哦,该来的马上就来了。我在脑海里快速搜索米兰达的不足,我能说点什么又不像是假话呢,好让玛雅没有那么有危机感。

“是啊,不过她怪怪的。”我能做的也就是这样了。

接着是漫长的沉默。在这段时间中,我真希望我们能回到更保险的话题,比如我怎么在纽约街头发现了一个真正的外星人,怎样拍了些他的视频,怎样成为与外太空接触实际意义上的使者之类的。

“你会很快将这个视频公开吗?”

“会啊!没有人拍到了那只手独自移动的镜头,只有我们!而且,我们是唯一知道这件事怎么发生,为什么会发生的人!还没有人知道关于序列的事呢!就像你说的:现在,我不仅仅是发现这个序列的人,我还是解开这个序列的人!”

她得到了她想要的答案,所以至少我可以很恰当地把这件事归咎于她一点点。

“你知道你这样做的话,会发生什么吗?”她的脸板得像一块石头。

“我获得了一个平台?我会在人们需要的时候,传递简单正向的信息?这和广告的区别不大,安迪知道关键就是要了解社交媒体。”

“安迪。所以这是安迪的主意。”这句话听起来可不像是个问句。

“别傻了,安迪都没办法让我换个电灯泡。这是我的主意,从头到尾都是。”

“阿普丽尔,”她在我的床边坐了下来,然后沉默良久,时间长得我都不自在了,她说,“你觉得这究竟意味着什么呢?”

她说这句话的口气像是她比我更加知道这个问题的答案。不过的确如此,但这并没有让我讨厌这个答案。

“没人能有这样的机会,玛雅!没错,这会带来钱,但不仅仅是那样。我觉得我可以利用这个机会做一些有意义的事。”

我不知道我为什么从来没有觉得自己是一个很有价值的人,就是没有这样觉得过,而成为一个很有价值的人是我的原动力,是我存在的意义,玛雅比我更了解这一点。她知道把这个话题提出来不会有帮助,所以她之前都没有……提过。

“你认为你能够独自做成这件事吧。”再一次,这不是个疑问句。

于是,我跟她说了普特南,说了斯堪姆特先生,说了我已经有了一名助理,在帮我处理邮件。我没跟她说太多罗宾的情况,因为假使有人想赢得我的芳心,其实最有可能是罗宾,而不是米兰达。我有了经纪人,或许还要签一本出书协议,安迪和我已经在打造一个品牌,制订发布策略了。

“你有没有想过跟我谈这件事会是个好主意?”

如果是一个理智的人,那这一刻可能就是缓和气氛的最佳时机。对这样的人而言,从这个话题脱离开来是非常容易的。也许比较好的主意是在一些话题之间留出一些空间,比如“浩瀚宇宙中人类并不孤单”“我要夺取权力用来做善事”“我们的关系让我害怕”等。可是我想把这样的拌嘴转化成分手,“我们”这样的概念无法与“阿普丽尔·梅”这样的概念相匹敌,于是,我爆发了。

“这与你有什么关系呢?”我问道。

她着实惊呆了,站了起来,然后一动不动,身上还穿着睡衣,嘴巴张开不动了好几秒,才彻底意识到发生了什么。“哦,阿普丽尔,你混蛋!”
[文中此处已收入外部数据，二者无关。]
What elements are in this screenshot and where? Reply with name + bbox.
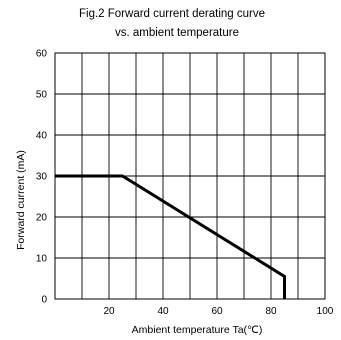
- y-tick-label: 0: [41, 295, 47, 306]
- y-tick-label: 60: [36, 49, 48, 60]
- y-axis-label: Forward current (mA): [15, 150, 27, 250]
- x-tick-label: 40: [157, 306, 169, 317]
- y-tick-label: 20: [36, 213, 48, 224]
- x-tick-label: 100: [317, 306, 334, 317]
- chart-subtitle: vs. ambient temperature: [115, 27, 239, 39]
- y-tick-label: 50: [36, 90, 48, 101]
- x-tick-label: 20: [103, 306, 115, 317]
- derating-curve-line: [55, 174, 286, 299]
- y-tick-label: 40: [36, 131, 48, 142]
- x-tick-label: 80: [265, 306, 277, 317]
- series-group: [55, 174, 286, 299]
- x-tick-label: 60: [211, 306, 223, 317]
- chart-title: Fig.2 Forward current derating curve: [79, 8, 265, 20]
- tick-labels: 20 40 60 80 100 0 10 20 30 40 50 60: [36, 49, 334, 318]
- x-axis-label: Ambient temperature Ta(℃): [132, 324, 263, 336]
- y-tick-label: 10: [36, 254, 48, 265]
- y-tick-label: 30: [36, 172, 48, 183]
“什么啊?我们是室友,是朋友。第一天晚上,我给你发那条消息是因为我想要点建议,但是之后我们就陷入这件事了,所以我就想着我还是回来告诉你算了。”

“室友!很好啊!”

“说起这个,”我本来想就事论事的,可没想到说出来的时候,声音既做作又颤抖,“我在想,为了这个报道,如果我搬去曼哈顿会更有帮助些。罗宾找到了一间公寓,从房间窗户往下看的话,正对着纽约卡尔。”

“罗宾?”

“我的助理。”

“为你找到了一个新地方,”这句话说出来像在喷火一样,“我猜只有一间卧室吧?”

“玛雅,我们只是室友啊。”

接着是一阵沉默。她的情感,哦,在四周弥漫。气愤、痛苦、失望,特别是对我的失望,而不是对处境的失望。我感受到的是她一点也不惊奇,是的,我现在的样子和她预料的一模一样。
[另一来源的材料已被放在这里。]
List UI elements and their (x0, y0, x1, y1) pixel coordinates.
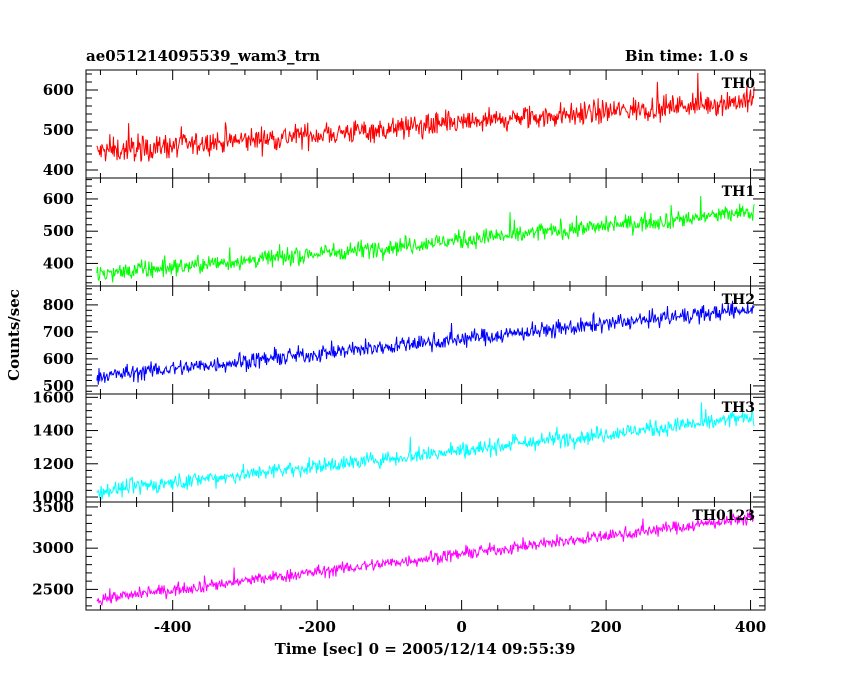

所有这些强烈的情感,演化成了悲伤。玛雅转身走开的时候,很明显已经开始哭了,她朝着自己的卧室走去。走到门口时,她转过身来,眼睛已经肿了,轻轻说道:“哦,上帝,阿普丽尔,你真的不知道你在干什么吗?你不知道这样做真的意味着什么吗?你就是想找一批爱你的受众,而我是不够的。好吧,其实那样也是不够的,但我想,你可能需要自己去发现。”那是她第一次对我表达了“我爱你”的意思,或者说,至少是最接近的一次。以前,她知道如果她说了,我会抓狂的。

“我的分量是108斤,我是你见过的最可怕的东西。等你有胆的时候,给我打个电话!”她走出去,关了门。

现在回想起来,门关时,我能记起的唯一感受就是松了一口气。我伸手拿起了手机,开始查看推特。

上帝,我就是个蠢货!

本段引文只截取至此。